Definition & Overview

Myectomy is the surgical procedure of treating hypertrophic cardiomyopathy. It involves removing a part of the septal wall that has thickened and resulted in limited blood flow coming from the left ventricle to the aorta.

Hypertrophic cardiomyopathy results from the enlargement of heart muscle cells, usually in the left ventricle. The limited blood flow causes the left ventricle to overwork itself. There are two types of hypertrophic cardiomyopathy; the obstructive type, which limits blood from flowing out of the left ventricle and the non-obstructive type, which may cause the blood to leak back into the mitral valve. Some people with this condition do not exhibit any symptoms, though most patients experience dizziness, chest pain, fainting, and shortness of breath.

Septal myectomy is considered a complex surgical procedure, often lasting for about 6 hours or more, especially if complications arise. It is an open-heart surgery carried out in a specialised medical facility.

Who Should Undergo and Expected Results

Patients diagnosed with obstructive hypertrophic cardiomyopathy are recommended to undergo myectomy particularly if they have already tried other treatment options for their condition but are unable to find relief and if they experience significant obstruction that severely limits the blood flow coming from the left ventricle to the aorta.

All patients being considered for myectomy are required to undergo detailed echocardiogram, cardiac catheterisation, and other routine tests for definitive diagnosis.

The procedure can be carried out on older patients but only if the determined risks outweigh the expected benefits.

Myectomy, which requires hospitalisation, has high survival rates, with patients experiencing immediate relief from obstruction and other associated symptoms. There are also reports of significant improvement in their quality of life following myectomy.

How is the Procedure Performed?

The patient is placed under general anaesthesia at the start of surgery. The surgeon makes a large incision in the chest area and separates the breastbone to access the heart. A thin tube, called a cannula, is inserted into the aorta and is threaded to the aortic valve. The use of cannula makes it unnecessary for the surgeon to make an incision in the heart itself. The pressure gradients between the aorta and the left ventricle is then measured. Visual imaging tools, such as an echocardiogram, are used to guide the surgeon while he performs the whole procedure. The heart function is temporarily suspended with the use of a heart-lung or bypass machine. The thickened muscles are then located and identified. With the use of specialised tools, the surgeon removes these muscle tissues that cause obstruction and limited blood flow.

After the thickened tissue is removed, the patient is taken off the bypass machine. The surgeon measures the pressure gradient again to check improvement of blood flow. Pacing wires and drain tubes are temporarily placed inside the chest area.
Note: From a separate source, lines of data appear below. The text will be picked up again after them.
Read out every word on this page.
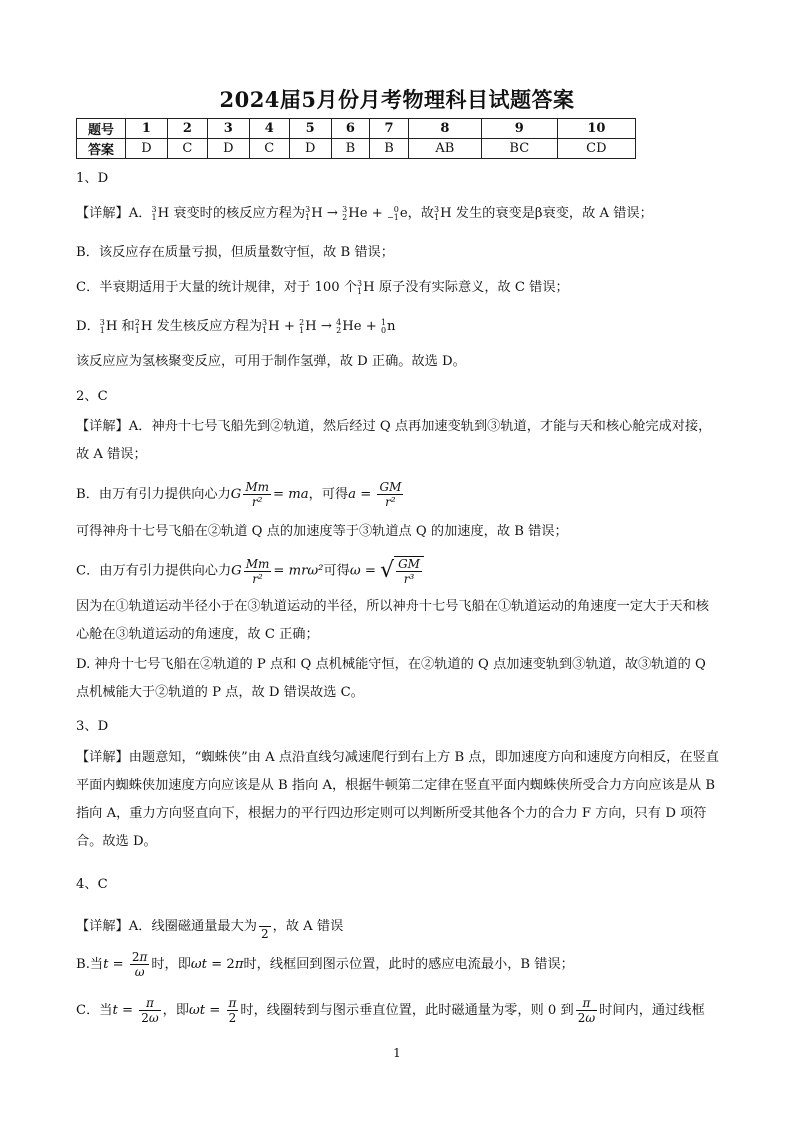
2024届5月份月考物理科目试题答案
题号	1	2	3	4	5	6	7	8	9	10
答案	D	C	D	C	D	B	B	AB	BC	CD
1、D
【详解】A． 3
1 H 衰变时的核反应方程为 3
1 H → 3
2 He + 0
−1 e，故 3
1 H 发生的衰变是β衰变，故 A 错误；
B．该反应存在质量亏损，但质量数守恒，故 B 错误；
C．半衰期适用于大量的统计规律，对于 100 个 3
1 H 原子没有实际意义，故 C 错误；
D． 3
1 H 和 2
1 H 发生核反应方程为 3
1 H + 2
1 H → 4
2 He + 1
0 n
该反应应为氢核聚变反应，可用于制作氢弹，故 D 正确。故选 D。
2、C
【详解】A．神舟十七号飞船先到②轨道，然后经过 Q 点再加速变轨到③轨道，才能与天和核心舱完成对接，故 A 错误；
B．由万有引力提供向心力G $\frac{Mm}{\text{r²}}$ = ma，可得$a = \frac{GM}{\text{r²}}$
可得神舟十七号飞船在②轨道 Q 点的加速度等于③轨道点 Q 的加速度，故 B 错误；
C．由万有引力提供向心力G $\frac{Mm}{\text{r²}} = mr\omega^2$可得ω = √ $\frac{GM}{\text{r³}}$
因为在①轨道运动半径小于在③轨道运动的半径，所以神舟十七号飞船在①轨道运动的角速度一定大于天和核心舱在③轨道运动的角速度，故 C 正确；
D. 神舟十七号飞船在②轨道的 P 点和 Q 点机械能守恒，在②轨道的 Q 点加速变轨到③轨道，故③轨道的 Q 点机械能大于②轨道的 P 点，故 D 错误故选 C。
3、D
【详解】由题意知，“蜘蛛侠”由 A 点沿直线匀减速爬行到右上方 B 点，即加速度方向和速度方向相反，在竖直平面内蜘蛛侠加速度方向应该是从 B 指向 A，根据牛顿第二定律在竖直平面内蜘蛛侠所受合力方向应该是从 B 指向 A，重力方向竖直向下，根据力的平行四边形定则可以判断所受其他各个力的合力 F 方向，只有 D 项符合。故选 D。
4、C
【详解】A．线圈磁通量最大为
2 ，故 A 错误
B.当$t = \frac{2\pi}{\omega}$ 时，即ωt = 2π时，线框回到图示位置，此时的感应电流最小，B 错误；
C．当$t = \frac{\pi}{2\omega}$ ，即$\omega t = \frac{\pi}{2}$ 时，线圈转到与图示垂直位置，此时磁通量为零，则 0 到 $\frac{\pi}{2\omega}$ 时间内，通过线框
1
The breastbone is rewired back in place, and the incision is closed with sutures.

Patients are placed in intensive care and monitoring immediately after the procedure and may be fitted with implantable cardioverter-defibrillator to avoid any heart rhythm abnormality. Most patients recover and are able to resume normal activities after two months. They are expected to maintain a healthy lifestyle after surgery to facilitate healing and avoid long-term complications. Participation in a suitable rehabilitation program is also expected, while strenuous physical activities are discouraged.

Possible Risks and Complications

As a major, complex surgical procedure, myectomy’s risks and possible complications include:

  • Adverse reaction to anaesthesia during surgery
  • Infection
  • Complete heart block, a condition that results when the impulse generated from the atrium does not reach the ventricles. This impairs the ability of the heart to pump blood properly. If left unattended, this could cause death through sudden cardiac arrest
  • Development of hole in the septum between the ventricles
  • Injury to nearby coronary structures, especially the aortic and mitral valves
  • Heart-related problems like irregular heartbeats and recurring chest pain
  • Stroke


In rare cases, the procedure fails to remove the thickened muscle tissue and recurrence of hypertrophic cardiomyopathy may happen. Patients may need to undergo another operation to address this condition.



References:

  • Ommen S, Maron B, Olivotto I, Maron M, Cecchi F, Betocchi S, Gersh B, Ackerman M, McCully R, Dearani J, Schaff H, Danielson G, Tajik A, Nishimura R (2005). “Long-term effects of surgical septal myectomy on survival in patients with obstructive hypertrophic cardiomyopathy”. J Am Coll Cardiol 46 (3): 470–6.

  • Ralph-Edwards A, Woo A, McCrindle B, Shapero J, Schwartz L, Rakowski H, Wigle E, Williams W (2005). “Hypertrophic obstructive cardiomyopathy: comparison of outcomes after myectomy or alcohol ablation adjusted by propensity score”. J Thorac Cardiovasc Surg 129 (2): 351–8.